I don’t believe that any religion should be forced by law to recognise same-sex marriage, but I also don’t believe they should be prevented from doing so if that is what they want to do. The state has no part to play in religion and vice versa.

Where the state does play a part is in the legal implications of the proposals. A same-sex couple should have the same rights and responsibilities in law as any other couple when it comes to divorce, inheritance etc, but that throws up other issues.

For example, what about siblings who choose to live together? Should they enjoy similar protection, tax allowances etc?

Any that brings me to my final concern – is this the final destination? I suspect not.

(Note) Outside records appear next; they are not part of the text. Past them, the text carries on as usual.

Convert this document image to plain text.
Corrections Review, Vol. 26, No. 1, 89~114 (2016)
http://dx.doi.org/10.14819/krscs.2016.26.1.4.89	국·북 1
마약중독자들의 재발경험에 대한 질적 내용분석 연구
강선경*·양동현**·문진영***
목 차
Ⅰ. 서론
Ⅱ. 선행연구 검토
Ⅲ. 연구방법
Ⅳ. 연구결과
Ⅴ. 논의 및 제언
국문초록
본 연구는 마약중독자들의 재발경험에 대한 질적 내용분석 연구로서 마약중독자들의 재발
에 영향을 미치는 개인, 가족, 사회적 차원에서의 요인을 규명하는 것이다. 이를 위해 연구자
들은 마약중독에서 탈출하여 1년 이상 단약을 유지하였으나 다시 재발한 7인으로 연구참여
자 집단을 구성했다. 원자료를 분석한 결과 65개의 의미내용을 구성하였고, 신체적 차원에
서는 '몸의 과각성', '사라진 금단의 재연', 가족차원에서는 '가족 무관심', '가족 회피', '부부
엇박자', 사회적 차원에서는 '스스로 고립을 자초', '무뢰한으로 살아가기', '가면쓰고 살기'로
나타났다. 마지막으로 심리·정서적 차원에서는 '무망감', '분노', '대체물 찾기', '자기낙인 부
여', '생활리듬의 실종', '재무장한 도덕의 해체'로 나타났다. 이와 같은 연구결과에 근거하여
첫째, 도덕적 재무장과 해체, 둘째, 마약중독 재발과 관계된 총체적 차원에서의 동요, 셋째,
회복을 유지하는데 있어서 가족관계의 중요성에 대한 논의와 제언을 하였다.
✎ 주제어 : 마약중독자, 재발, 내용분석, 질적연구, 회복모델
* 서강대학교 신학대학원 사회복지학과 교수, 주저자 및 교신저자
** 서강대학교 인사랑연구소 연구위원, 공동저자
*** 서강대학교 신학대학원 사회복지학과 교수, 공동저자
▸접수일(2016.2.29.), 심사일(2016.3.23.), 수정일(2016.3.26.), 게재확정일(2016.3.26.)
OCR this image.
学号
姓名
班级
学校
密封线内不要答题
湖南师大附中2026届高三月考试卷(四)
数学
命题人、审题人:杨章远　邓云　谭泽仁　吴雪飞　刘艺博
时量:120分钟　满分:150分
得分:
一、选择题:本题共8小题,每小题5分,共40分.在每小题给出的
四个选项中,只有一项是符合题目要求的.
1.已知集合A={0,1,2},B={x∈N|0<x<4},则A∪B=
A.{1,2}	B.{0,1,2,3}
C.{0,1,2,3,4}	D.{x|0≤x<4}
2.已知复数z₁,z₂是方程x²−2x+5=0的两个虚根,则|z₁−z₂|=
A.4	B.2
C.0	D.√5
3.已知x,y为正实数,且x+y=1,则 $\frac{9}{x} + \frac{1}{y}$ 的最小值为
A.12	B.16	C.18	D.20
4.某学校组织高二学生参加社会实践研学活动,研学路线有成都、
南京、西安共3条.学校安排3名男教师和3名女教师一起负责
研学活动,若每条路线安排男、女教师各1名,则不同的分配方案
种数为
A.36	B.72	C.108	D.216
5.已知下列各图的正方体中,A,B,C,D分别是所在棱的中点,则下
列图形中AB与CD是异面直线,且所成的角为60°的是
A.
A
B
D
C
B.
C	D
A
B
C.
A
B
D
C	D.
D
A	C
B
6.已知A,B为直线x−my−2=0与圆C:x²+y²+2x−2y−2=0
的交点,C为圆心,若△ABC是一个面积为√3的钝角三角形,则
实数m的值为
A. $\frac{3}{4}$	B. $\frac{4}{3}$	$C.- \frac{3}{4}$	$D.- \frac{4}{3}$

We’ve seen it in the past with things like the ban on smoking in public places. Sensible demands, the politicians and campaigners told us, but flushed with success, they now want to outlaw smoking in personal space and point of sale tobacco displays in shops.

Both might be ‘sensible’ in the same that the ban in public places was, but you have to ask yourself if this was always the agenda, but the state didn’t think we were grown-up enough to swallow their plan at one sitting.

And that brings me back to the present proposals and the fourth bullet point above. Is the end game to force different faiths to accept and perform same-sex marriages whether they like it or not in the name of equality? That would be a mistake.

Nobody’s prefect. If you find any spelling mistakes or other errors in this post, please let me know by highlighting the text and pressing Ctrl+Enter.

4 comments… Add yours
  • Roger Green 18th March 2012

    It’d make more sense not to FORCE a church to marry. in fact, in the Presbyterian Church USA, assuming it passes through administrative hoops, I dare say it may that some churches even within the same Presbytery will say yes, and others will say no, in states (such as NY) where gay marriage is legal.

  • john 18th March 2012

    I think that gay christians SHOULD have the right to marry in a church…
    as long as I have the same rights as any heterosexual couple, a non religious ceremony would do me just fine…

  • Trevor Rowley 18th March 2012

    There are Christian denominations who have felt the need, in recent years, to change their own rules and jettison their principles – largely to pacify the critics. The Church of England is an excellent example of this as they continue to go out of their way to be “everybody’s friend” and Rowan Williams now gets out while the going’s good. Either he wants even more changes but nobody else does or he realises that you can only take a rudderless ship so far.

  • Shooting Parrots 19th March 2012

    It is the religious bit that is the difficult issue. As I understand it, no-one has a right to be married in church, synagogue, mosque etc – there are considerations about the person’s faith for one thing. But if a particular church or denomination wants allow marriage of whoever then it should be okay to do so, so long as it’s legal.

    It might have been better had they started with the disestablishment of church and state.